State senators have previously passed legislation that makes it harder for people to vote. The new bill is on its way to the Republican-majority Senate where it is expected to be approved and then signed by Governor Greg Abbott.
The restrictions the bill intends to implement include barring mail ballot applications being sent to all registered voters. Mail ballots were a popular voting method in the 2020 election because of the pandemic. People of colour and low-income individuals are believed to be disproportionally impacted by the proposed changes in the bill, according to voting advocacy groups such as the ACLU.
Democrats made their opposition to the bill known as they debated into the wee hours on Friday, questioning why Republicans have zoned in on the issue when the Lone Star State has few examples of electoral fraud. Democrats introduced more than 100 amendments in an effort to slow down the vote, including allowing disruptive poll watchers to be removed.
However conclusions were reached by both sides on 20 different amendments to the legislation, going some way to dissipate anger among voting right campaign groups, Associated Press reported. The 81-64 vote split along party lines when it came in at 3am.

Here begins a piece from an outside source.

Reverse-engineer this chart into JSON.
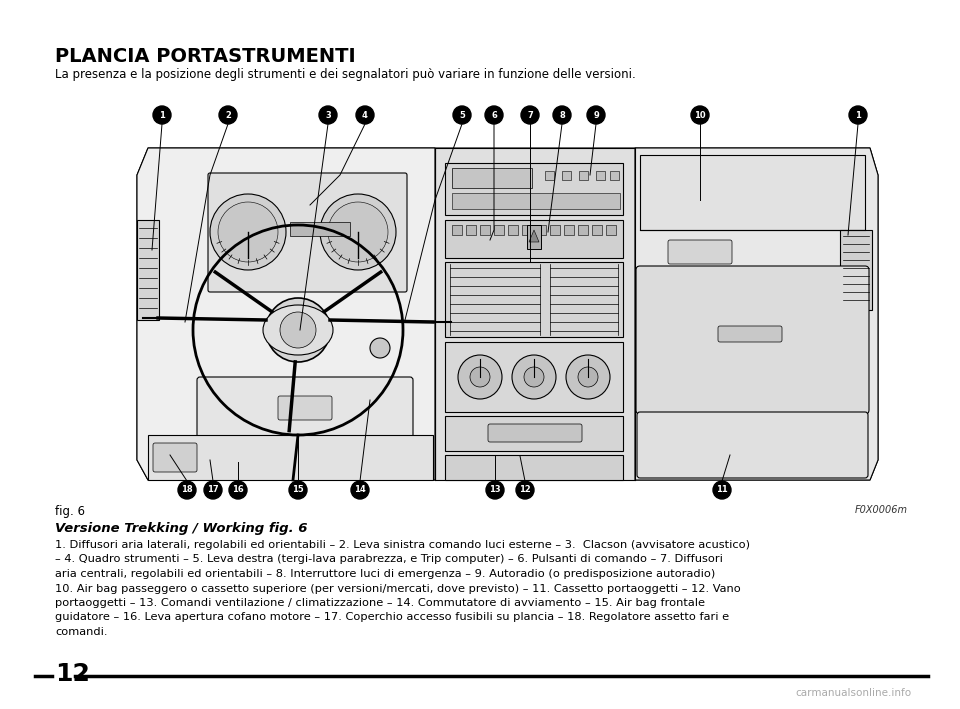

On Thursday Florida’s Governor Ron DeSantis also signed a bill placing restrictions on voting by mail, and adding new rules on ballot drop boxes. Other Republican-controlled states including Georgia, Montana and Iowa have introduced similar restrictions on voting.
Those opposed to voting restrictions say that these states are merely buying into the lies of former president Donald Trump. After he lost the presidential election in November, Mr Trump’s legal team filed lawsuits up and down the country making baseless accusations of voter fraud.
Backers of tightened voting rules claim that the measures increase trust in the US electoral system.
During a heated debate in the Texas House chamber on Thursday, Democrats questioned their Republican counterparts as to why the bill was required when senior election officials had found no evidence of voter fraud.
“If it’s not broken, what are we trying to fix?” State Rep. Jessica Gonzalez, a Democrat, asked Republican Rep. Briscoe Cain on the House floor.
“We don’t need to wait for bad things to happen to try to secure our elections,” he responded.
When asked if he or the Attorney General’s office had vetted the voting bill for its potential impact on minority voters, Rep. Cain, the Republican who chairs the Elections Committee and author of the bill, said that he had not checked.
Democrat Rep. Chris Turner said Texas Attorney General, Ken Paxton, had uncovered just six examples of voter fraud in the 2020 election out of a total 11 million votes cast.
“Is this bill simply a part and continuation of the ‘Big Lie’ perpetrated by Donald Trump?” Rep Turner asked.
Rep. Cain refuted this. “This is not about 2020... This bill is not a response to 2020,” he said.
Some Democrats scrutinized the language of the bill. Rep. Rafael Anchia said the wording was reminiscent of Jim Crow, an era of systemic racism that existed until the mid-20th century in the American South and caused the segregation and disenfranchisement of Black Americans.
Rep. Anchia asked: “What was your motivation for using that term ‘Purity at the ballot box’, because that’s a specific set of words that has a lot of meaning in state history?”
Rep. Cain responded that he “was not familiar” with the phrase being used in the context of Jim Crow.
The next vote on the bill is later on Friday, 7 May.